Throughout the 1980s, Barnard struggled to keep its admissions numbers competitive. By the early 1990s, they appeared to have weathered the storm. President Ellen Futter and her successor, Judith Shapiro, launched major fundraising campaigns during their tenures. In addition, the Barnard admissions office emphasized studies that showed that female students who attended all-women schools were better able to reach their academic potential than those who attended coeducational institutions. By 1998, Barnard application numbers were rising at a rate of 117 percent in one year, and the school’s acceptance rate had dropped to a competitive thirty-three percent. [7]
Much more so than Barnard, Columbia College benefited immensely from the decision to go coed. During the winter of 1982-1983, application numbers rose by several hundred applications more than the admissions office had anticipated. Women’s applications proved to be among the most impressive. In a few years, Columbia College regained its once-lost reputation for attracting the nation’s best students. Columbia College’s decision to admit women benefited the school, just as administrators had predicted it would. [8]

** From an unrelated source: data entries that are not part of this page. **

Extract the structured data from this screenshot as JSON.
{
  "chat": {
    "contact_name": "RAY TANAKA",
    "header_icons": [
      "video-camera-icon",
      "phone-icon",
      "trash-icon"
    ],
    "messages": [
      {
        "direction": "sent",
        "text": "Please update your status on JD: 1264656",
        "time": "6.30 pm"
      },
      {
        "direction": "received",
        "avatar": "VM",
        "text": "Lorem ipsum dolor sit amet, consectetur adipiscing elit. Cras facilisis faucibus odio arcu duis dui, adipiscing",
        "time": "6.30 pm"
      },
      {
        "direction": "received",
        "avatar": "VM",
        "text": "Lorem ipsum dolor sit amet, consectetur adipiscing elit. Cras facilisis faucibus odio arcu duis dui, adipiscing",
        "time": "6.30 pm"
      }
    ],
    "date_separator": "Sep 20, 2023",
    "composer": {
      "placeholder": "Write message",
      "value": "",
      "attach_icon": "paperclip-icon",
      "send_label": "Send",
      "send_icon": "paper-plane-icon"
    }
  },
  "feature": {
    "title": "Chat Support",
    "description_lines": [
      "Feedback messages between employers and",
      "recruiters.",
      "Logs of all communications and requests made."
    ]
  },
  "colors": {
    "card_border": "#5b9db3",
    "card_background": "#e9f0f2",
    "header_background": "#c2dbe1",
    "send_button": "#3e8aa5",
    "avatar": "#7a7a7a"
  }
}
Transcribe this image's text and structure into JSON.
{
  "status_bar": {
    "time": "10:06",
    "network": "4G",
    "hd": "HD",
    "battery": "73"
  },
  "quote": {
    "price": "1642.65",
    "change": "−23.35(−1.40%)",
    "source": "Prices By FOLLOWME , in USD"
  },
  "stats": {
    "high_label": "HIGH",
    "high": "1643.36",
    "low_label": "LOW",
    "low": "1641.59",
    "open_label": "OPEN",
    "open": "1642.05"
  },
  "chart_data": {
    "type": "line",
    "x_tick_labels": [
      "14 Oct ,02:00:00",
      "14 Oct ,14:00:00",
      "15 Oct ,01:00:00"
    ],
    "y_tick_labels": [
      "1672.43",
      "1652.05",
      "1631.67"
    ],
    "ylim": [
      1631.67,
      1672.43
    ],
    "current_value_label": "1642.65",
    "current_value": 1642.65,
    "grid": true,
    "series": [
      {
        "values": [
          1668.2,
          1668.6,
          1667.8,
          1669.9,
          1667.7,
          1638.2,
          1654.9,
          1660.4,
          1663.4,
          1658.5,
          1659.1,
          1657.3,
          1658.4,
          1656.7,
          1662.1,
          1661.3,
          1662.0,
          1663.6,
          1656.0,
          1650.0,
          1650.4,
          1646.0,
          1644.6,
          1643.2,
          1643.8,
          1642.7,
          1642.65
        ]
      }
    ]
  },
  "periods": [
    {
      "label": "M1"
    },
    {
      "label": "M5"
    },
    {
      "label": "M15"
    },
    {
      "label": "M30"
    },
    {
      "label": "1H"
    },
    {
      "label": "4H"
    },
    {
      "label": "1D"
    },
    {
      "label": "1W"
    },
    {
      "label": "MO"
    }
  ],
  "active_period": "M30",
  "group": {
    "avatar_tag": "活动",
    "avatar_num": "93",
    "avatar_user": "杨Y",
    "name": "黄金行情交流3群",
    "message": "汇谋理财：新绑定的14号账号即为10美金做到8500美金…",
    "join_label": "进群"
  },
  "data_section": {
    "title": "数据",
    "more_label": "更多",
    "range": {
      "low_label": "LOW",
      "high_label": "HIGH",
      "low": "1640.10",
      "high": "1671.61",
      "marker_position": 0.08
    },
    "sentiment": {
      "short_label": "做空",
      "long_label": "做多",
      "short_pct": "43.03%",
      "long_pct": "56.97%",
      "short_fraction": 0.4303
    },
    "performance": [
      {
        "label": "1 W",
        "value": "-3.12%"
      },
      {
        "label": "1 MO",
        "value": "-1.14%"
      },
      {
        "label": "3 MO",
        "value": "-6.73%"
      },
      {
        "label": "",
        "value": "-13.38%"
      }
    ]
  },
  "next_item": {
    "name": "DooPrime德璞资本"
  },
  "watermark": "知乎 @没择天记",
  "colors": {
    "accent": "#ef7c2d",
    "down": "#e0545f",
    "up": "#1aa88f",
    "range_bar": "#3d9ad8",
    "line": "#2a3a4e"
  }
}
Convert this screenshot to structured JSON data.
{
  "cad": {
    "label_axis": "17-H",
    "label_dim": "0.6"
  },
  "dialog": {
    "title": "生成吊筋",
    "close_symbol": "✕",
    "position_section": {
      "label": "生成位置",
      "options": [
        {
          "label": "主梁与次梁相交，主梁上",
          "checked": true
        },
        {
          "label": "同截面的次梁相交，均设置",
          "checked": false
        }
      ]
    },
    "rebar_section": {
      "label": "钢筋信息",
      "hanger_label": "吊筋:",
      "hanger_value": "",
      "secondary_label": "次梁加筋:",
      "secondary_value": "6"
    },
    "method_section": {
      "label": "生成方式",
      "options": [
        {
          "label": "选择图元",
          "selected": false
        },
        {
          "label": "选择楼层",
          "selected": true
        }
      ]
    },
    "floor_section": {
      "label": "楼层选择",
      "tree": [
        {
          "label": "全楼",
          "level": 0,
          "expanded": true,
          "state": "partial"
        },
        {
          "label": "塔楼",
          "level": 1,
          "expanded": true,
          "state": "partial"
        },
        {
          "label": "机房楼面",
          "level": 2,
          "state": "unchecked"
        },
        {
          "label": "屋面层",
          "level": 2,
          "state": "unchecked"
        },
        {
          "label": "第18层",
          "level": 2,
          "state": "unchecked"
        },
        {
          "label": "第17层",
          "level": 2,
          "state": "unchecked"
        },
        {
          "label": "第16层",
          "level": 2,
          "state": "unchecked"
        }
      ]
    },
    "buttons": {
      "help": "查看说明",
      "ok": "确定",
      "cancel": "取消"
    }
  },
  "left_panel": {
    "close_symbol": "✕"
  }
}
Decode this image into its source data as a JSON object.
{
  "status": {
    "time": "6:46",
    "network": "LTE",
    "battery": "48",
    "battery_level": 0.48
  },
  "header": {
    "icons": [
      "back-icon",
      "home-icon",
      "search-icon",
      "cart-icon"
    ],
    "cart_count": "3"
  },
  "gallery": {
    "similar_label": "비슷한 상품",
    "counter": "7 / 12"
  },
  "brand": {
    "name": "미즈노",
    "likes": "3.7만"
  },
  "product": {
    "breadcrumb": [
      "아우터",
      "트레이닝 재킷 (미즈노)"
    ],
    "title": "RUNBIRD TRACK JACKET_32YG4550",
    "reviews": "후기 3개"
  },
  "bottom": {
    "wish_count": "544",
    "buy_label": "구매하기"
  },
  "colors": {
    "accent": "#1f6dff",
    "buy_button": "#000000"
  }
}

Not everyone praised Columbia for its decision to go coed. In January 1982, just after the University announced its intention to begin admitting women, Lynn Hecht Schafran wrote an editorial in the New York Times. Reminding the newspaper’s readers the real reason that Columbia went coed, she asked, “do bright female students exist only so that these schools can pay their bills and boast ten applications for every place instead of five?” [9]
Schafran was right. Columbia did not begin admitting women because it adhered to feminist principles. The decision to go coed was motivated by the College’s need to raise application numbers and improve the quality of life for its students. But the women of the Class of 1987 showed College administrators just how much talent women could bring to the university. When the first coeducational class graduated, it boasted a female valedictorian and salutorian. Its female members were some of the most talented students the College had seen in many years.
Ironically, Barnard College, the school named after the University’s most ardent advocate of coeducation, proved the least interested in welcoming coeducation to the University’s undergraduate programs. There is no doubt, however, that F.A.P. Barnard would have been pleased with the accomplishments of the women of Columbia College, Class of 1987.
[1] Robert McCaughey, Stand Columbia: A History of Columbia University in the City of New York, 1754-2004. (New York: Columbia University Press, 2003), 168.
[2] McCaughey, Stand, Columbia, 524; Trustee Minutes, 1973, University Archives, Rare Book & Manuscript Library, Columbia University in the City of New York.
[3] McCaughey, Stand, Columbia, 518; Presidential Commission on Academic Priorities in the Arts and Sciences: Columbia University, December 1979. New York: The University, 1979.
[4] Women: Columbia College Survey on Coeducation. Historical Subject Files, University Archives, Rare Book & Manuscript Library, Columbia University in the City of New York.
[5] Office of Public Information press release January 22, 1982, Women: Coeducation, Historical Subject Files; "Sovern Knows What He Wants," Spectator, September 21, 1981.
[6] McCaughey, Stand, Columbia, 538.
[7] Rosalind Rosenberg, Changing the Subject: How the Women of Columbia Shaped the Way We Think About Sex and Politics (New York: Columbia University Press, 2004), 297; Lisa Szymanski, "More Applicants Means Higher Selectivity for Barnard Class of ‘02" Spectator April 2, 1998.
[8] Howard J. Bashman and Richard Froehlich “Coed revives admissions,” Spectator, January 26, 1983.
[9] Lynn Hecht Schafran, “In the Professions, It Still Pays to Be Male,” New York Times, January 20, 1982.